Carla burned every article of clothing he wore.
Mikasa, refreshingly, went along with just about anything Carla asked her to do. She stripped her clothes off, let Carla brush her hair. The only time she’d hesitated was when Carla asked for the scarf, her fingers reflexively tightening around the fabric.
“Do you want to keep it?”
Mikasa met her eyes, not saying yes, not saying no.
“You can hold onto it,” Carla nodded encouragingly. “It’s all right.”
And then Mikasa had nodded, almost imperceptibly, but certainly there. Carla felt a rush of affection so strong and sure, she’d wanted to crush the child to her and promise her the world.
But she was traumatized and fragile, and Carla didn’t want to overwhelm her. Nor did she want to make promises she wasn’t sure she could keep, at least not until she talked to Grisha and Eren about it first.
Upon returning to the common room, however, Carla watched her husband stoop to Mikasa’s level and speak to her, his tone calm as usual, but gentler, softer, his hand coming down to pet the top of her head. She watched how Eren kept his eyes on her, how he rushed forward to accommodate her. You can sit here, he would say. There, this one can be yours.
Carla knew there was no discussion to be had. Overnight, their family had grown from three to four, and that was that.
On Mikasa’s fourth morning at the Jaeger house, Carla pushed the kids’ door open, thinking she would see the little girl once again, still awake, haunted by the memories of what had happened to her. Only this time, neither of the kids were in their usual positions.
Eren’s bed was empty, sheets thrown haphazardly to the side in typical Eren fashion. He lay on Mikasa’s bed instead, shoulder to shoulder with the girl he’d killed for. And Mikasa, for the first time since arriving to the house, found a deep sleep, her breaths even and heavy.
Relief and gratitude flooded Carla’s veins, and she was grateful for the support of the door handle to hold her weight.

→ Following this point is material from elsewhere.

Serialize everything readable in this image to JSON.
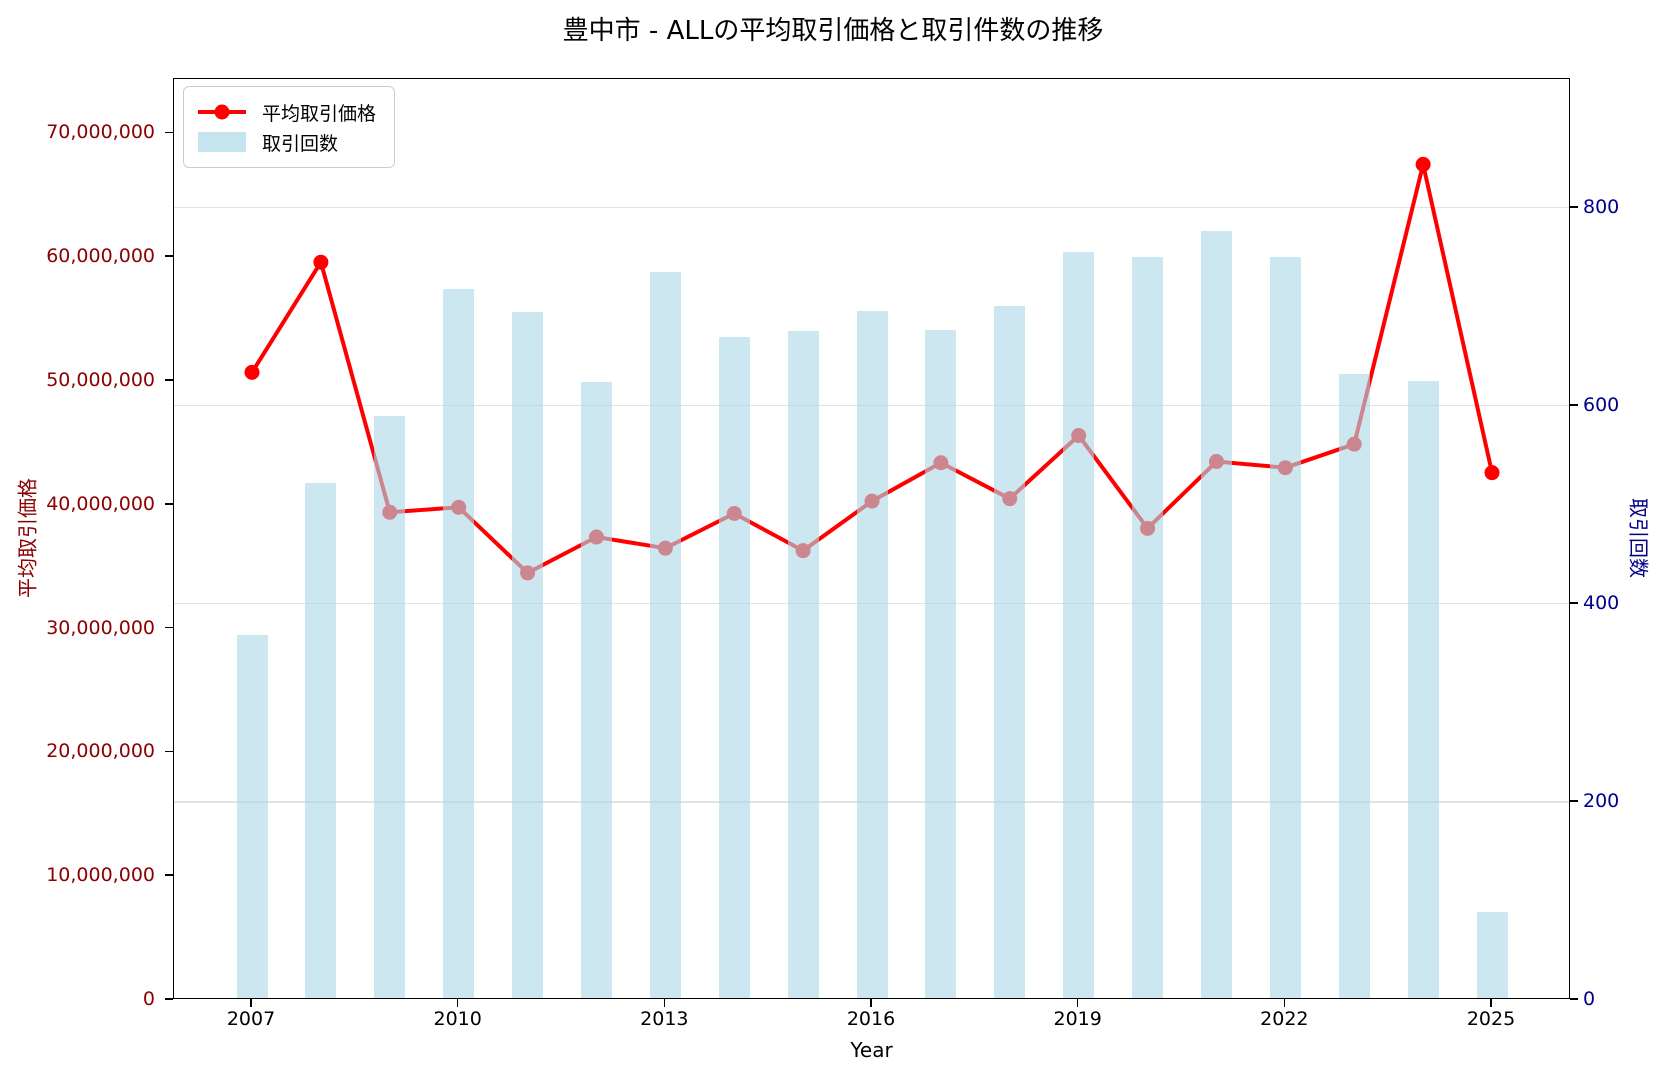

One day, she supposed, she would have to be more concerned about these two sleeping on the same bed. But today, they bore the innocence of children, the trauma of soldiers, and together, they’d found the peace of sleep.
Carla closed the door and let her forehead fall forward on it. A tear fell down the bridge of her nose.
This world was cruel. But please, she thought. Please, please, please, she hoped the day came where she would have to argue with them to sleep in separate beds.